According to a research appearing in the open access journal BMJ Open, water births provide “obvious advantages” for healthy parents and their newborns.

A water delivery was “as safe as normal care for healthy moms and their newborns,” according to researchers who examined 36 prior studies involving more than 150,000 women.

Water births greatly decreased the usage of epidurals, injectable opioids (painkillers), and episiotomies compared to normal care (a surgical incision of the perineum and the posterior vaginal wall to aid birth).

As parent satisfaction levels rose, so did pain and profuse bleeding.

In addition to the caesarean rate remaining unchanged, it was discovered that water deliveries had fewer postpartum problems and medical interventions than usual care.

The results did show that water deliveries had a higher incidence of umbilical cord breaking.

This risk was remained low, though, with breaking occurring in 4.3 out of every 1,000 water deliveries as opposed to 1.3 out of every 1,000 births with normal care.

Researchers hypothesized that this might be a result of the newborn’s umbilical chord being pulled when it is raised out of the water.

A birthing pool is used during a water birth to promote relaxation and pain alleviation.

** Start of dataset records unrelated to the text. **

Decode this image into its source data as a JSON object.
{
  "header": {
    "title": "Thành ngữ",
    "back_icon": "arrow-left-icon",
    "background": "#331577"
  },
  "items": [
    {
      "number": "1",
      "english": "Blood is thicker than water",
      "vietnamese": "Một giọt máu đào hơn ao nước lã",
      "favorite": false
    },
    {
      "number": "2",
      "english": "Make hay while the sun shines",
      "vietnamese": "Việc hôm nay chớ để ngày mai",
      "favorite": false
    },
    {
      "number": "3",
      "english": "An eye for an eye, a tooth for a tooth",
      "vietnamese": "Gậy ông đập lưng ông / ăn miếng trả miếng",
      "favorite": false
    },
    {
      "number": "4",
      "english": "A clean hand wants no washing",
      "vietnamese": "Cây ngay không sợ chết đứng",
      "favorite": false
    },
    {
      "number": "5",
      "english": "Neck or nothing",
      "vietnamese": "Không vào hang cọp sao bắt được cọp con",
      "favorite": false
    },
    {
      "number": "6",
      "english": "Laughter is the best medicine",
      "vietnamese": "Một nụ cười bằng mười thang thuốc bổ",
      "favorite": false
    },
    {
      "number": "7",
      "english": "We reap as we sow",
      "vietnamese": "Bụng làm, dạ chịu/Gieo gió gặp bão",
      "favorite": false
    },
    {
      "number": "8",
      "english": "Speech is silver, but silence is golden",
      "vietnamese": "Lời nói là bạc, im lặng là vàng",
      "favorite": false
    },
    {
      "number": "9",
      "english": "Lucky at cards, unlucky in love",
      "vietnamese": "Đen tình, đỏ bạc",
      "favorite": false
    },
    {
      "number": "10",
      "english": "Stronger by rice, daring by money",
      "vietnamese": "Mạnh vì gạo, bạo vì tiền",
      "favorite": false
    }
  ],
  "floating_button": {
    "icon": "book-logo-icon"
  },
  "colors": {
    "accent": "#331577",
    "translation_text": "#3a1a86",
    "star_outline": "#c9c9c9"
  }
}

The expectant woman either leaves the birthing pool to give birth, allowing the baby to emerge into the air, or stays in it, bringing the baby to the surface to begin breathing.

The studies, which were released between 2000 and 2021, covered a variety of interventions and results, including breastfeeding, artificially breaking one’s waters, using an epidural, and inducing labor.

Researchers said that when utilized in an obstetric context, “water immersion has benefits for the mother and newborn, making water immersion a low-tech intervention for enhancing quality and satisfaction with care.”

Water immersion, they continued, “may greatly enhance the likelihood of an intact perineum and reduce episiotomy, an intervention which delivers no perineal or fetal benefit, can increase postnatal discomfort, anxiety, and have a detrimental impact on a woman’s birth experience.

Immersion in water is a “effective approach to alleviate pain in labor, without raising danger,” according to research.

Nearly 20% of pregnant women in the UK utilize water for pain relief, yet just 10% give birth in pools, according to the National Childbirth Trust (NCT).

When the Department of Health suggested water births as a pain-relieving method in 1993, their popularity began to rise.

By marychuks.com

I am a passionate mum that believes in equal rights for all Humanity.